In that order. The non-shared environmental variance will still be substantial, but we don’t have a good sense of what’s causing it yet. And we may never. But we can choose a lot of life outcomes by selecting the nation we migrate to, or, by the community with which we identify. For example, if I migrated back to Bangladesh and raised my daughter to be a staunch atheist with a generally liberal-individualist ethos, those values might stick. There’s probably some heritable aspect to my character which makes atheism and liberal-individualism “a good fit.” But, there is a strong chance that my daughter will conform to the milieu in which she grows up, and with which she may identify. The exception to this would be if she found a subculture which insulated her from broader social conformity pressures, and allowed her to develop her worth and identity differently.

I’m not totally sure of the political implications of this perspective in the United States. My own position is that the rhetoric of “family values” on the American Right today has been strongly suffused with an individualist ethos that is common in Anglo-American evanglical Protestantism, and can find its roots in the somewhat atomized nature of Scots-Irish and lowland South culture in the United States. A contrast with this model is that of Mormons, who share values with evangelical Protestants, but whose folkways reflect the more communitarian ethos of New England Yankees and German or Scandinavian peoples. I suspect that the lower divorce rate (and social pathology more generally) among Mormon Americans in comparison to white evangelical Protestants has more to do with the nature of their collective institutions than the individual dispositional nature of believers.

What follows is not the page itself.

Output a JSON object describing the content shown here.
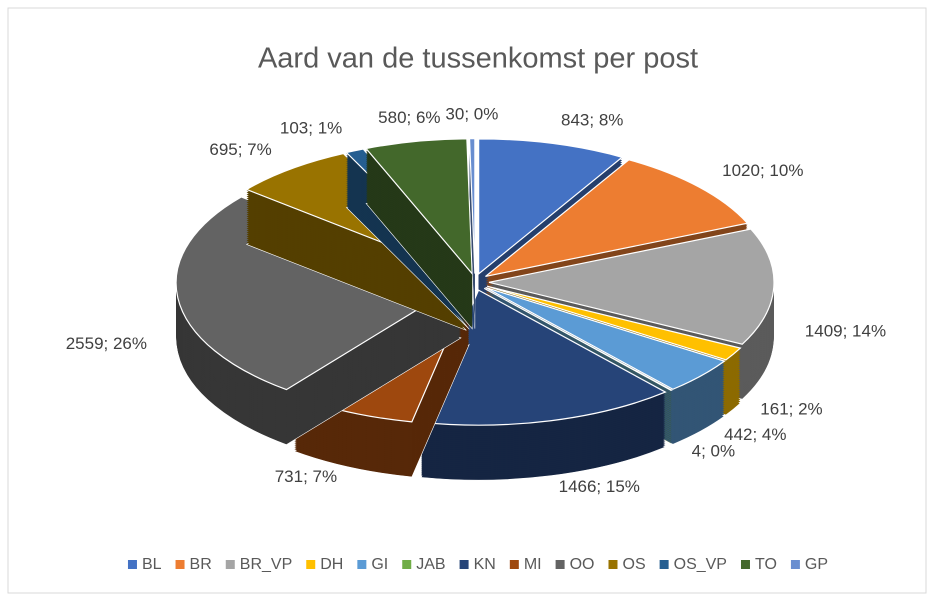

50thversionOn the other hand, this viewpoint does not necessarily support the instincts of modern technocratic liberalism. In general technocratic liberals seem to think that many social ills have a small number of causes, and so are tractable through public policy. Often these causes are pinned down on single institutions (e.g., schools), or, a lack of funds. Recently universal pre-school has been all the rage because of its near magical ameliorative properties. But the social science on that is decidedly mixed. I suspect that universal pre-school as a simple institutional fix is far inferior to the rich civic and social matrix which Jane Jacobs described in The Death and Life of Great American Cities. Not only because organically developed social and civic institutions provide services which pre-school can not replace, but also because a society which gives rise to such institutions is by its nature more healthy and exhibits less anomie. In some ways Mao was right that a true solution toward fixing social ills is a “cultural revolution.”